胡海晏看到机会来了也没有显出很高兴的样子,只是长长吁了口气然后轻叹了一声,似乎他的潜意识里是希望奚遥看出来这里面有棋去补一手的,那样的话,这盘棋就是奚遥的一盘完胜的好局。但不管怎么说自己苦心设计的机会终于时,自己总不能主动放弃,毕竟虽然这种棋胜负无关紧要,但说到底下围棋总是要争取赢棋的。
胡海晏轻描淡写地,甚至有些不太情愿地下出一着二路点,这着一出,奚遥的手停在了棋盒中,他知道这里面已经出棋了,剩下的只是自己如何才能把损失减到最小的问题了。

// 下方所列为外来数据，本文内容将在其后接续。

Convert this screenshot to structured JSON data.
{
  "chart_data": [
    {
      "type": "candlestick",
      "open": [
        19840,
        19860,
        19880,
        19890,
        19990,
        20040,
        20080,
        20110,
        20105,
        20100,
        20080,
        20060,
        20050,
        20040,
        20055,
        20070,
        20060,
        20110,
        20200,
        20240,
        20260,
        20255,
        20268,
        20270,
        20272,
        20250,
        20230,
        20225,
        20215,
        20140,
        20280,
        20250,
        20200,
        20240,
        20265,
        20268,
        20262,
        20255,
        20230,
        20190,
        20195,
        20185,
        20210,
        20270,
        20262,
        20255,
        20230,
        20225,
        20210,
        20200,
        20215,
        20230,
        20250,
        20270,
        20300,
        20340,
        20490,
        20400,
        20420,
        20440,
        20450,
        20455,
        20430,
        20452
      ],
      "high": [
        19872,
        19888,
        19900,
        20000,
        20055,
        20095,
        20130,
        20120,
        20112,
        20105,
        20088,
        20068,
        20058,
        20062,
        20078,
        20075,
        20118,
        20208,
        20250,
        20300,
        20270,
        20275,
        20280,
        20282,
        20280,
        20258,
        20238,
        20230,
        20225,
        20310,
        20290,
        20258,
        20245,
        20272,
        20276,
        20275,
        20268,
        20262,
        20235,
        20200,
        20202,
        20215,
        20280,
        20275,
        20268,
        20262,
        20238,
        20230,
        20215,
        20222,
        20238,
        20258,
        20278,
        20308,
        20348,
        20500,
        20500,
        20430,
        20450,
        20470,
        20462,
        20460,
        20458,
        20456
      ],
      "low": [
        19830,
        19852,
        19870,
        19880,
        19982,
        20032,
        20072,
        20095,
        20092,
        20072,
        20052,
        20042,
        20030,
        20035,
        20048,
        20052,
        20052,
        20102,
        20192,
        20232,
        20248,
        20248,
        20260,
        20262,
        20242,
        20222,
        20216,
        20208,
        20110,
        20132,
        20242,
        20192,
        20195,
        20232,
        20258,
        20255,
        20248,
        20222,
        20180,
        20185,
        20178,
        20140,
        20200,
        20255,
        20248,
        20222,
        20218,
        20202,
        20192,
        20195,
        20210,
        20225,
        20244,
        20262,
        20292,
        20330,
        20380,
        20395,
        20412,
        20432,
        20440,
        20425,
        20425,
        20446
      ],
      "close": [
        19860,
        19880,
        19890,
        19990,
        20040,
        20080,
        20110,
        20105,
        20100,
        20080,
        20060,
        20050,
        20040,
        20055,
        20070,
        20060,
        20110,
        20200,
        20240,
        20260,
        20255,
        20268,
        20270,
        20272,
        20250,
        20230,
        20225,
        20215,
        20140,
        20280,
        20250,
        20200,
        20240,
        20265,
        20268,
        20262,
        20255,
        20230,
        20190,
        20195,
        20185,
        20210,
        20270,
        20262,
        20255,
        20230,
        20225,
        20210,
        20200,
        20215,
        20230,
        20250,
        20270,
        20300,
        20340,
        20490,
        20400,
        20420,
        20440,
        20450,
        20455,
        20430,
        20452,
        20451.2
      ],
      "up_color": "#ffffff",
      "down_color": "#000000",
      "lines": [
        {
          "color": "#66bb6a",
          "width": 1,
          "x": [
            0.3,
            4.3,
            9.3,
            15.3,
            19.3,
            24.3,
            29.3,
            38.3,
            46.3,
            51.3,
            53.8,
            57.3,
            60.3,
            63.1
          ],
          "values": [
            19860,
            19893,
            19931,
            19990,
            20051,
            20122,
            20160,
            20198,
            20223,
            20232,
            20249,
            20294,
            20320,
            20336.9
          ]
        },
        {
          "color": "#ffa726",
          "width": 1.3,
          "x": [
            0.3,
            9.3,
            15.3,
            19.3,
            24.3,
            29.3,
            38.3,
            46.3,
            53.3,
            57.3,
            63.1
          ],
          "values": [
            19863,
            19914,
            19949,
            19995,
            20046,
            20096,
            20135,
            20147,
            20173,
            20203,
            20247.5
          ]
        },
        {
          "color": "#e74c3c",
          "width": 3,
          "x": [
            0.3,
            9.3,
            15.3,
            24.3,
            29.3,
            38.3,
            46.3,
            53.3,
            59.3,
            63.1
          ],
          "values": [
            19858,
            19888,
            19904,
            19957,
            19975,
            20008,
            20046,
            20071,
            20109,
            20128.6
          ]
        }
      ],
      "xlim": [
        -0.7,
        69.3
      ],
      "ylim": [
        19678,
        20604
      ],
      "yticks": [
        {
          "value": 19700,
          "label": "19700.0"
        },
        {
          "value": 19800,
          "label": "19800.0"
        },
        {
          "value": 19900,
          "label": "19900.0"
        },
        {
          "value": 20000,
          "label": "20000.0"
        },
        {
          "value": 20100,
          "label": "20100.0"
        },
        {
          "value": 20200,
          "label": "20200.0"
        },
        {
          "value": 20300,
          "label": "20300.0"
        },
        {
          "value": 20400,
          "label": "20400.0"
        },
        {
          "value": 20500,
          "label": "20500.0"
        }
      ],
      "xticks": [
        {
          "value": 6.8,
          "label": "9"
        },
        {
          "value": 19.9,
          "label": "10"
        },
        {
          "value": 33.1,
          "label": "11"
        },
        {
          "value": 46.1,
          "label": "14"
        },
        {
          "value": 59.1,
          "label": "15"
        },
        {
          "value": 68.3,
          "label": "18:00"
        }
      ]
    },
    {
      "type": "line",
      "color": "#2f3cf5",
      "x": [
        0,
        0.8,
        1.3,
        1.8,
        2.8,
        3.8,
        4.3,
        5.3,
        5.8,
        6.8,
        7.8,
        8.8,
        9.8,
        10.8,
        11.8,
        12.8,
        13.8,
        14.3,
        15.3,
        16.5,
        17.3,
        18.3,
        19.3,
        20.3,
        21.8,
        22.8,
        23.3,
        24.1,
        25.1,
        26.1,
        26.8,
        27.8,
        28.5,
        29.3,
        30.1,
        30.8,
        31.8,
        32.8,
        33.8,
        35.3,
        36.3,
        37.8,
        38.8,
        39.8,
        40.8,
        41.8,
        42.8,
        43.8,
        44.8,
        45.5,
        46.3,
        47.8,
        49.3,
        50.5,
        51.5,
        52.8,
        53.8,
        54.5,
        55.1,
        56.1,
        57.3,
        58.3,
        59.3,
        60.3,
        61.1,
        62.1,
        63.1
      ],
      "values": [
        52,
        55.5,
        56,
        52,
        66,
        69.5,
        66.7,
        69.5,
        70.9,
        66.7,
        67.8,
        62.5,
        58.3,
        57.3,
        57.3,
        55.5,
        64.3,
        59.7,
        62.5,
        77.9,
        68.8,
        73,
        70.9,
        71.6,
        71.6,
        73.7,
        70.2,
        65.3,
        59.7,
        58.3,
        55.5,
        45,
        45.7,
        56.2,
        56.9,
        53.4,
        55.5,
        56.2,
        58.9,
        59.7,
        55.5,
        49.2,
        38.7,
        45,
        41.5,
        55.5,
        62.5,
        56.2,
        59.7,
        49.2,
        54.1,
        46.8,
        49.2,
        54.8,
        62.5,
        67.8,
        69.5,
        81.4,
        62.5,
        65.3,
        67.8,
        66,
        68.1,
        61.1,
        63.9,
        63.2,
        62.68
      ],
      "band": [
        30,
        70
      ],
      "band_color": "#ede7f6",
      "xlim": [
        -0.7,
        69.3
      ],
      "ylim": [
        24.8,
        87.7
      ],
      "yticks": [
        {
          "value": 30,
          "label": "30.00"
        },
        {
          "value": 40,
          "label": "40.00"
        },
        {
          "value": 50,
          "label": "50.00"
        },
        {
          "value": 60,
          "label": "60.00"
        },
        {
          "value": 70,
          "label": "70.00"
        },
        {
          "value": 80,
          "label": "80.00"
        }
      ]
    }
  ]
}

此时如果外面没有被黑棋封住的话,白棋可以很简单地选择退让,黑棋也就便宜了顶多七八目棋而已,而这相比较之前黑棋亏损的目数显然是杯水车薪无法挽回败局,但现在的问题是如果白棋选择退让,那不就单单是目数的得失,而是整块棋都的死活问题!在外面都被黑棋封锁且做不出眼的情况下,一旦简单的退让那整块白棋将只能依靠打劫做活,这个劫白棋负担太重,黑棋基本是无忧劫,更何况黑棋之前的那种看似效率很低的着法已经提前补掉了好几个劫财,打劫活和净死几乎没有任何区别!
当然白棋还有第二种应对的方法,那就是和黑棋硬拼。尽管奚遥觉得胡海晏既然点了进来就应该不会怕自己硬来,但他还是计算了好一会儿看看有没有强杀这个黑子的办法,就局部来说,白棋是可以强行地顶住黑棋那颗子,但是由于白棋外面气紧,棋形也不好,黑棋在简单的几着□□的着法之后暗藏着一扑一挖做劫的手段,这个劫白棋同样吃不消打;而如果白棋松着气走,那么黑棋就可以里面折腾出一个眼,再一数气,发现是白棋慢一气被黑棋全吃光了。
退让和硬拼都不行,奚遥一下子就陷入了困境,一旁的柳孟豪知道黑棋的这着点很厉害,但是一开始也没有意识到厉害的程度,在经过计算之后才发现白棋已经不是如何减少目数亏损的问题,而是要想办法做活了!
另一方面,眼下的这种局面奚遥在绝艺三十六图中也一时还找不到解决的办法,想来是自己还没有研究过这类棋形和手段。好在在经过半个多小时的思考之后,奚遥终于想到了一招苦肉计——弃掉外面的四子确保自己大部队的安全。
看到奚遥最终的应对手法,胡海晏不禁点了点头,白棋的这个应对手法在胡海晏的计算当中,同时也是胡海晏能够想到的白棋最佳的应对方法,一开始胡海晏还担心奚遥会不会有什么神来之笔,但看到奚遥最终还是选择了苦肉计的办法来救大部队,胡海晏的心总算是彻底平静下来了。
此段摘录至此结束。